Die Landeshauptstadt Stuttgart hat in dem Rechtsstreit mit der EnBW die Auffassung vertreten, dass sie bereits mit dem Auslaufen des Wegenutzungsvertrages Eigentümerin des Fernwärmenetzes in ihren Wegegrundstücken geworden ist. Hilfsweise machte sie geltend, sie verfüge über einen Anspruch auf Übertragung des Eigentums an dem Fernwärmenetz. Äußerst hilfsweise machte sie geltend, die EnBW sei verpflichtet, die Störung des Eigentums der Stadt an den Wegegrundstücken zu beseitigen, die durch das Fernwärmenetz der EnBW verursacht wird.

Die EnBW machte in einer Widerklage geltend, die Stadt sei verpflichtet, ihr erneut ein Wegenutzungsrecht einzuräumen. Die EnBW hat also behauptet, es bestünde ein Kontrahierungszwang zu Lasten der Stadt. Das Oberlandesgericht Stuttgart wies die Widerklage der EnBW ab. Abgewiesen wurden auch der Hauptantrag der Landeshauptstadt Stuttgart, der auf die Feststellung gerichtet war, dass sie bereits mit dem Auslaufen des Wegenutzungsvertrages Eigentümerin des Fernwärmenetzes geworden ist, und der Hilfsantrag der Stadt auf Übertragung des Netzeigentums. Gefolgt ist das OLG Stuttgart aber dem Hilfsantrag der Stadt, wonach die EnBW verpflichtet ist, die Störung des Eigentums an den Wegegrundstücken zu beseitigen, die durch das Fernwärmenetz verursacht wird.

Das Oberlandesgericht Stuttgart hat das Urteil in einer Presseerklärung als Patt zwischen den Parteien bezeichnet. Wir haben bei BBH-Partner Matthias Albrecht nachgefragt, der die Landeshauptstadt Stuttgart in diesem Rechtsstreit vertreten hat.

BBH-Blog: Sehr geehrter Herr Albrecht, warum hat das Oberlandesgericht das Urteil als Patt bezeichnet? Der Widerklageantrag der EnBW ist doch abgewiesen worden und die Landeshauptstadt Stuttgart hat sich zumindest mit einem ihrer Hilfsanträge durchgesetzt.
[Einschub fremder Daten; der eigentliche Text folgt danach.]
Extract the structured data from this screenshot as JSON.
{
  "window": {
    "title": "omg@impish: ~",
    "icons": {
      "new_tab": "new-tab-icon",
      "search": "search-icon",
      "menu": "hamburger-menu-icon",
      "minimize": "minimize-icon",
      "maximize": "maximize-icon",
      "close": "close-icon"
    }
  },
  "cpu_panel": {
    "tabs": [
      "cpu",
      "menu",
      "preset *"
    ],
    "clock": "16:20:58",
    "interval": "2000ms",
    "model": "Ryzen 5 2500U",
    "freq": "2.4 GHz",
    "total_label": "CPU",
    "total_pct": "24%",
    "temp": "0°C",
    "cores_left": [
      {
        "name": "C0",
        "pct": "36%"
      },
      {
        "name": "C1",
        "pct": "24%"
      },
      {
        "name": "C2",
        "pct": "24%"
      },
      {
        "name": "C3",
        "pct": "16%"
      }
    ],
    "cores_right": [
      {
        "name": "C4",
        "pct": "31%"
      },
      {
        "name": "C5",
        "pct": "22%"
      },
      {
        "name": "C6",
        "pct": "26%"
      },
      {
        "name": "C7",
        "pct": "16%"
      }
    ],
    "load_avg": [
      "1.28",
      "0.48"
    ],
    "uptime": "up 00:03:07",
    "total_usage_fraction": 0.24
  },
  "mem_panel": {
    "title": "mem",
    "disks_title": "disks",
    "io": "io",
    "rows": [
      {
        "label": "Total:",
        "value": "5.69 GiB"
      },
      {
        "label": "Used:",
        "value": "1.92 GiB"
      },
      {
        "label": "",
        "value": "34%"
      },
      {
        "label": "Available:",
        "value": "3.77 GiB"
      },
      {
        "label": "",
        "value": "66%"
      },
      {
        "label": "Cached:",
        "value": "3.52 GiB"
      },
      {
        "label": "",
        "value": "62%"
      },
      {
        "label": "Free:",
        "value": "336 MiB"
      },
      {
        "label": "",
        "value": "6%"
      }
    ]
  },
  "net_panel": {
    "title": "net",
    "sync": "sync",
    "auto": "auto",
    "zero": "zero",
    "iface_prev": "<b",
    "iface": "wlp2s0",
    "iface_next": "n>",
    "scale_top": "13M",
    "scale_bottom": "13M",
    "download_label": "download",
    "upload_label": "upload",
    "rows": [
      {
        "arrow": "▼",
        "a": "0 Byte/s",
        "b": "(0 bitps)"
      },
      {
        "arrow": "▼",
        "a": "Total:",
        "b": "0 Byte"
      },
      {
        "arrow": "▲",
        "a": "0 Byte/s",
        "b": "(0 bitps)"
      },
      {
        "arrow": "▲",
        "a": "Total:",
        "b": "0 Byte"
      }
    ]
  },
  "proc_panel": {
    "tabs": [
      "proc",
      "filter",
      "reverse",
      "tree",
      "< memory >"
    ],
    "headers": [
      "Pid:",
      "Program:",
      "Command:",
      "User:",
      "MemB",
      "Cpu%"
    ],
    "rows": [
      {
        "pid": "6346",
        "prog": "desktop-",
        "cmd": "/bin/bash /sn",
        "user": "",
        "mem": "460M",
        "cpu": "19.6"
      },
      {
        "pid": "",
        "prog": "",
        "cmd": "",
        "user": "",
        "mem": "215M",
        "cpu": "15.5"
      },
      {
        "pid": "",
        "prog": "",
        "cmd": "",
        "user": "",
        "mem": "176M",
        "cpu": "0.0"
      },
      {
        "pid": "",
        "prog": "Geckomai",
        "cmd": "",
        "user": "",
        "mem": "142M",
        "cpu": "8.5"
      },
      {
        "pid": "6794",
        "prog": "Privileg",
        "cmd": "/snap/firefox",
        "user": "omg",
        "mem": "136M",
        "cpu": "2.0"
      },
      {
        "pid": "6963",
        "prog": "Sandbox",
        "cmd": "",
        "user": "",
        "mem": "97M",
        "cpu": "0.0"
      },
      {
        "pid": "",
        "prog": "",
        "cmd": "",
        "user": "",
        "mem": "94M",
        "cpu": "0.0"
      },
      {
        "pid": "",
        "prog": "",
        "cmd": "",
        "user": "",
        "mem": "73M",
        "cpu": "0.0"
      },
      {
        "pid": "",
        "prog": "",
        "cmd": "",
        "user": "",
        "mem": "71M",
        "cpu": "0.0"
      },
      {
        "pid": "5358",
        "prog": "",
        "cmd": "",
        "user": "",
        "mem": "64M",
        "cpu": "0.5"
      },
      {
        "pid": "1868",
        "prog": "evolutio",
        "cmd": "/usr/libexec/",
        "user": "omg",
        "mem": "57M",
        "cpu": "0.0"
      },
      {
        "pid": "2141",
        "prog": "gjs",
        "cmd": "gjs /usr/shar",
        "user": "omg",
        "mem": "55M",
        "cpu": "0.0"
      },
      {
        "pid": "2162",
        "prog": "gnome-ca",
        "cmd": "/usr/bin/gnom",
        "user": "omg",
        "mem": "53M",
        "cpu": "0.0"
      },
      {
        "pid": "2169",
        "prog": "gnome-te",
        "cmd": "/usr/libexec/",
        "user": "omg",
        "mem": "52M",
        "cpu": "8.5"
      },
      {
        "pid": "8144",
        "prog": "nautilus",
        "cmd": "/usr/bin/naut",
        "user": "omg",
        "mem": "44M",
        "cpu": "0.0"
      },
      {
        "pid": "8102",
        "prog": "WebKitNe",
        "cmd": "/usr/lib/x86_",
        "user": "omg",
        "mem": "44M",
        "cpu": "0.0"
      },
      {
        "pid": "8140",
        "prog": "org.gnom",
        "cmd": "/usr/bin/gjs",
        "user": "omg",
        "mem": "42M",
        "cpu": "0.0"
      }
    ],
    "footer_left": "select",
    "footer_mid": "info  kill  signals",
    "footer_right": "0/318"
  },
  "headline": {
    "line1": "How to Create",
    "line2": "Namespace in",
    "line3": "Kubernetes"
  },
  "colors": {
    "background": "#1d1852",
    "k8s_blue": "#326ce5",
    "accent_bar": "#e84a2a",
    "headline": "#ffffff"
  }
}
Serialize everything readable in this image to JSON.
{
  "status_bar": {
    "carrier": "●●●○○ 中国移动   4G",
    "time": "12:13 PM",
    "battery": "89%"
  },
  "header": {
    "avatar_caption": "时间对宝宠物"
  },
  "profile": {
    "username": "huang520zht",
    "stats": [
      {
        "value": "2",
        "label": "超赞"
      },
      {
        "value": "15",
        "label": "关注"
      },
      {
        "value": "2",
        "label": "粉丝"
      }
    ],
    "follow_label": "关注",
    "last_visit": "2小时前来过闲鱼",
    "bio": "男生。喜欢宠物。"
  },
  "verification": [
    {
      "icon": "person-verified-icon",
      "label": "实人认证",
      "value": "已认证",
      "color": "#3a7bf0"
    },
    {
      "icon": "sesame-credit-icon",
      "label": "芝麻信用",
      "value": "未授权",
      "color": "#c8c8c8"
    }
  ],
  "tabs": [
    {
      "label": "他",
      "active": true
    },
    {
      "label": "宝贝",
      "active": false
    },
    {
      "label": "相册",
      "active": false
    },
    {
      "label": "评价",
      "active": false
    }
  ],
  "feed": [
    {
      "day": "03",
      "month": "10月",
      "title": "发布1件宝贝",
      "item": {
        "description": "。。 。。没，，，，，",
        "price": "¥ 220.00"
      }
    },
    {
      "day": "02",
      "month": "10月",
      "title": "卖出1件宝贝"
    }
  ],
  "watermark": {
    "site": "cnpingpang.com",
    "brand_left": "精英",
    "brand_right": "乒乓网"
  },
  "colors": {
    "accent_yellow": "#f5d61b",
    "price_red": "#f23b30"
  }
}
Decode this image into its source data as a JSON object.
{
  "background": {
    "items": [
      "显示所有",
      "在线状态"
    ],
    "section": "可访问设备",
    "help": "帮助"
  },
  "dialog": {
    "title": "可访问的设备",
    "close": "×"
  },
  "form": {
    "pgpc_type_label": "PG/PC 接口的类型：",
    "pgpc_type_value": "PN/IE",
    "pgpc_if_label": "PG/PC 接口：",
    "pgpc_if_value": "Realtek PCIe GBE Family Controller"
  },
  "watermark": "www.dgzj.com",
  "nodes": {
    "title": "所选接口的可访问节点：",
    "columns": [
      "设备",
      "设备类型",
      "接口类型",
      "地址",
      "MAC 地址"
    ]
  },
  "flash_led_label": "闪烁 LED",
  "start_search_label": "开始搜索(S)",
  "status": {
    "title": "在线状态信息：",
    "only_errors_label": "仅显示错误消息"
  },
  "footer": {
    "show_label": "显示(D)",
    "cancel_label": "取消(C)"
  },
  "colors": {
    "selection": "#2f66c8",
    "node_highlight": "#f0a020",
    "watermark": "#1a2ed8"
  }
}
Albrecht: Die Bezeichnung als Patt bezieht sich nicht auf die juristische Argumentation. Die EnBW konnte das OLG Stuttgart mit ihrer juristischen Argumentation nicht überzeugen. Die Landeshauptstadt Stuttgart hat sich zumindest mit ihrer Auffassung durchgesetzt, dass ein Anspruch auf Beseitigung der Störung ihres Eigentums an den Straßengrundstücken besteht. Die Frage ist aber, was die Stadt mit dieser Feststellung tatsächlich anfangen kann.

BBH-Blog: Sie kann verlangen, dass die EnBW das Fernwärmenetz aus den Straßengrundstücken entfernt?

Albrecht: Das könnte sie nach Auffassung des OLG Stuttgart tun. Das will die Stadt aber nicht, weil das Fernwärmenetz in Stuttgart für die Wärmeversorgung mehrerer tausend Wohnungen und Unternehmen benötigt wird. Die Stadt hat der EnBW auch bereits eine Alternative zur Entfernung des Netzes angeboten. Sie kann das Netz übereignen und die Stadt wäre auch bereit, für das Netz einen angemessenen Kaufpreis zu bezahlen. Die Stadt könnte die EnBW auf der Grundlage des Urteils sogar zwingen zu entscheiden, ob sie das Netz aus den Wegegrundstücken entfernen möchte oder ob sie es an die Stadt verkaufen will. Vermutlich wird sich die EnBW in diesem Fall für einen Verkauf entscheiden.

BBH-Blog: Dann bekommt die Stadt doch, was sie möchte?

Albrecht: Das könnte sein. Wir befürchten aber, dass die EnBW das Fernwärmenetz zu einem völlig überhöhten Kaufpreis anbieten wird. So hat sie es beim Wasserversorgungsnetz getan. Nach dem Urteil des Oberlandesgerichts kann die Stadt nicht verlangen, dass die EnBW das Netz für einen angemessenen Kaufpreis anbietet. Fordert die EnBW einen überhöhten Kaufpreis für das Fernwärmenetz, kann die Stadt nur die Entfernung des Netzes erzwingen. Das will sie aber nicht. Insofern führt das Urteil in eine Sackgasse oder zu einer ewigen Hängepartie, wie die Verhandlungen über das Wasserversorgungsnetz in Stuttgart zeigen.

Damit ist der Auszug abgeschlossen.